One of the most spectacular lakes in the world, the Tso Moriri is also called the ‘Mountain Lake’ situated at an elevation of over 15000 feet above sea level. It covers the foothills of the Rushpu valley in the Changthang sub division of Leh, and is surrounded by barren hills overlooking the silhouettes of the snow clad mountain peaks in the backdrop.
The lake extends about 28km in length and is 4 to 6 km wide. The waters go 100 feet deep on an average, with a maximum depth of 248 feet.
For centuries the water of the lake has been a source of salt for the local populace, and perhaps the reason why it is called Tso Moriri, Tso coming from Tsokar, meaning salt lake in the local language.
The one common site on the banks of the lake is flocks of Kiang, or natural ass that crops along the shoreline. Also, herds of pashmina goats and travelling nagpas can be spotted around the lake region.
Visiting the lake is restricted to only a few months of the years, as heavy snowfall, blocks the roads leading up to the lake. During April the snow from the mountains starts to melt, and from May onwards, till October, it is heralded by hundreds of tourists, after which it closes down for the winters.

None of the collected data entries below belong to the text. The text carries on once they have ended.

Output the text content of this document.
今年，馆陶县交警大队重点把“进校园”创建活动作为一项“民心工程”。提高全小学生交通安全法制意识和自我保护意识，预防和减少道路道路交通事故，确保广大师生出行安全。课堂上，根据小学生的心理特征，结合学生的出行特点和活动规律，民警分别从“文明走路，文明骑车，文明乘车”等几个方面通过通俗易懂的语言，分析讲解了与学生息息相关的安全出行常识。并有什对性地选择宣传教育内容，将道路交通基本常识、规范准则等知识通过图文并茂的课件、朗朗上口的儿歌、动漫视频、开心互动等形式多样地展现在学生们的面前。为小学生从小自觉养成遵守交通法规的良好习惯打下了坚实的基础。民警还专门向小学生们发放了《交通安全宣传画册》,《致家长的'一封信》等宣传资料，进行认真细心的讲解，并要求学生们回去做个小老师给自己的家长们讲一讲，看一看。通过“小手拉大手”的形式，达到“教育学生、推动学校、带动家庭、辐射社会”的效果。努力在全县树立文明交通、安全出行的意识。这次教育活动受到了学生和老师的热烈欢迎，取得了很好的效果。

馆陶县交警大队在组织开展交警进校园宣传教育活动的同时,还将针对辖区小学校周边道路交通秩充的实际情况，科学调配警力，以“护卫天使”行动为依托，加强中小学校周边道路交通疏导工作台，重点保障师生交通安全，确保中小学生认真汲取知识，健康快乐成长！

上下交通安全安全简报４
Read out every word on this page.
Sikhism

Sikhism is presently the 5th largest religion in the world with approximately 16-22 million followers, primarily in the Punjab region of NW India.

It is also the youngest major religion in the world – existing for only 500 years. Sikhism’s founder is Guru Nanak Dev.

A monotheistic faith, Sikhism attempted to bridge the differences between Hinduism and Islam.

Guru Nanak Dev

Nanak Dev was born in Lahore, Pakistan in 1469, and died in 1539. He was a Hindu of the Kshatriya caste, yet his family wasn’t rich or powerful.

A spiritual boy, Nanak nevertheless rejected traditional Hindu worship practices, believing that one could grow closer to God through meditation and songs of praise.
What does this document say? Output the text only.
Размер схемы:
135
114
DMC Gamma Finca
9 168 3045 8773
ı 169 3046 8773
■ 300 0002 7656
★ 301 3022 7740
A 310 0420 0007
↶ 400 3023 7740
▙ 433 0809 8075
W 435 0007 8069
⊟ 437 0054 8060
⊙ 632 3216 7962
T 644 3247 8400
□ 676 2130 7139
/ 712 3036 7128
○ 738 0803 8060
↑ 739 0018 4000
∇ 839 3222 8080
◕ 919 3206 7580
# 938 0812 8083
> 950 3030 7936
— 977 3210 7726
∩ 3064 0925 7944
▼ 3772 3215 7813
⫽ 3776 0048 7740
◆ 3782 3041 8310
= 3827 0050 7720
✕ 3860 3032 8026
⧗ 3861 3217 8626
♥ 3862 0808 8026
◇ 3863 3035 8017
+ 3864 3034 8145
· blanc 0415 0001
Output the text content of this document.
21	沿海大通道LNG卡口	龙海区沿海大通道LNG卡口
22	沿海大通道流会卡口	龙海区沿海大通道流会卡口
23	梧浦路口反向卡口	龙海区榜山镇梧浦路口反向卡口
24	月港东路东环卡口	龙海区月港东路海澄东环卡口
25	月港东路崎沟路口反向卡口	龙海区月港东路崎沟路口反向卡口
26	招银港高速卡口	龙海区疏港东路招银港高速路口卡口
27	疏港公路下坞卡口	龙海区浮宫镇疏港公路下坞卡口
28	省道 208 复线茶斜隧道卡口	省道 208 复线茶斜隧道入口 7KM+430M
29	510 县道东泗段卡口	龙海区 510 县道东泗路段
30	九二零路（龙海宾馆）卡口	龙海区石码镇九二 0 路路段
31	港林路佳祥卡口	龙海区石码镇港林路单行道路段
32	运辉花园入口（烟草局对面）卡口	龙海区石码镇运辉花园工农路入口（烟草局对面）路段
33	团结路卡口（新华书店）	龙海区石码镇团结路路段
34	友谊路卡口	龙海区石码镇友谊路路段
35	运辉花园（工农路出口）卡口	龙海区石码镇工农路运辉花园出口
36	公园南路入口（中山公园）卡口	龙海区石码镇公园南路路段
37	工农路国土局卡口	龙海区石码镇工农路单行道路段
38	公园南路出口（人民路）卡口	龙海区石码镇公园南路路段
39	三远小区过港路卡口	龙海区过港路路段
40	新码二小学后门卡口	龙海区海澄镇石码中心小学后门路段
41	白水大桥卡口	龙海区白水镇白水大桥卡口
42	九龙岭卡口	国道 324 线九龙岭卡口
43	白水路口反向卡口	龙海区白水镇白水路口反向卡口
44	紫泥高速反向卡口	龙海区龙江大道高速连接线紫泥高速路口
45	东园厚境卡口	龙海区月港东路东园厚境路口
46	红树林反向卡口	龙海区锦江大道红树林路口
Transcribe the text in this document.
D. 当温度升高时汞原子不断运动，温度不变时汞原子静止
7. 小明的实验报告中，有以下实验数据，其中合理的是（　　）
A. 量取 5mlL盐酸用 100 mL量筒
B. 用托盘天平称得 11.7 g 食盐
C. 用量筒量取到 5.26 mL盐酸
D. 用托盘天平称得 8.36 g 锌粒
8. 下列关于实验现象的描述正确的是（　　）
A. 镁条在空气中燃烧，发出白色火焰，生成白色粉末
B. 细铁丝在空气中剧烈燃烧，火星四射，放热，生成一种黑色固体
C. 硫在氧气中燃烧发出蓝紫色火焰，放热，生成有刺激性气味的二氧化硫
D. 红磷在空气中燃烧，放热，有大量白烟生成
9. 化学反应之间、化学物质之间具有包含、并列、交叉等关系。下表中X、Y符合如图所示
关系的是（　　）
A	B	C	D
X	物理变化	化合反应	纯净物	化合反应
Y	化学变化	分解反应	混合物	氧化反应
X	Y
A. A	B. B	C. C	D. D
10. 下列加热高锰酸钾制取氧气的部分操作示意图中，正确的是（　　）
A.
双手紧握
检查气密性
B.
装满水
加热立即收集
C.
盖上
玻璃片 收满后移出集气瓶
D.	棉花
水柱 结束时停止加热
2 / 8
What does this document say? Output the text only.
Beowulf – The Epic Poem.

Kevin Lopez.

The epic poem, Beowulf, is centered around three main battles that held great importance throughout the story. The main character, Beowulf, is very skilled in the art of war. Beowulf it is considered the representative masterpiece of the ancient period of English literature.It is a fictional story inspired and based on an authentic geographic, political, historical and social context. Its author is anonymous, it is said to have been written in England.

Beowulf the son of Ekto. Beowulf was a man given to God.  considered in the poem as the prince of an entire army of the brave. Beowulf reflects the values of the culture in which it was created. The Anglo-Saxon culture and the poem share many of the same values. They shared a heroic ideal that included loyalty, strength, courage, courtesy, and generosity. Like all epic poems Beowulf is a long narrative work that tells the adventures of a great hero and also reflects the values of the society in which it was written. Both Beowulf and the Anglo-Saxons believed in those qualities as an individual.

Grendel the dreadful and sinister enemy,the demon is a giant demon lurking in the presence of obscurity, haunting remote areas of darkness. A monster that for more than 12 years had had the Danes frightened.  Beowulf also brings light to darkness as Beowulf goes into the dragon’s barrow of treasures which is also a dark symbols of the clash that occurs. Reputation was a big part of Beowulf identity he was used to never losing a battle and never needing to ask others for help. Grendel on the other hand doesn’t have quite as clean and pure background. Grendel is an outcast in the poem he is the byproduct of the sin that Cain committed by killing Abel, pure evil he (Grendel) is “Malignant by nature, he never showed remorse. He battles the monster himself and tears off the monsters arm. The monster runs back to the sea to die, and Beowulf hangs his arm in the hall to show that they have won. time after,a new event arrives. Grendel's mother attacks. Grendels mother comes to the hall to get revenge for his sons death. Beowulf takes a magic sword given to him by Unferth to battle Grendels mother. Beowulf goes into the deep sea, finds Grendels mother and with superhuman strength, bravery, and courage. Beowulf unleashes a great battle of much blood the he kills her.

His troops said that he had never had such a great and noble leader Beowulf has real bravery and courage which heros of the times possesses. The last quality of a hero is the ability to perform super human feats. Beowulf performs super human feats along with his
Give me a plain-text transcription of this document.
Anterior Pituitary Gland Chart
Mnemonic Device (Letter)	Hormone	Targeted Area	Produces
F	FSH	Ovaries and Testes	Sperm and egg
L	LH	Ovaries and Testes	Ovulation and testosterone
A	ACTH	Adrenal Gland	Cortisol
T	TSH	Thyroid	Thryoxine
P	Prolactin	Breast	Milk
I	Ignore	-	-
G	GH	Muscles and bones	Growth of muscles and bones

The lake is among the seven wetlands in India covered under the wetland reserve program of the Ramsar Sites, and therefore it is also known as the Tsomoriri Wetland Conservation Reserve.
A seven to eight hours drive from Ladakh takes visitors to the Tso Moriri Lake. It is about 240 km from Leh. Being a restricted area, no one can venture the periphery of the lake region without obtaining inland permits. These permits are easily available at the DC office, Leh.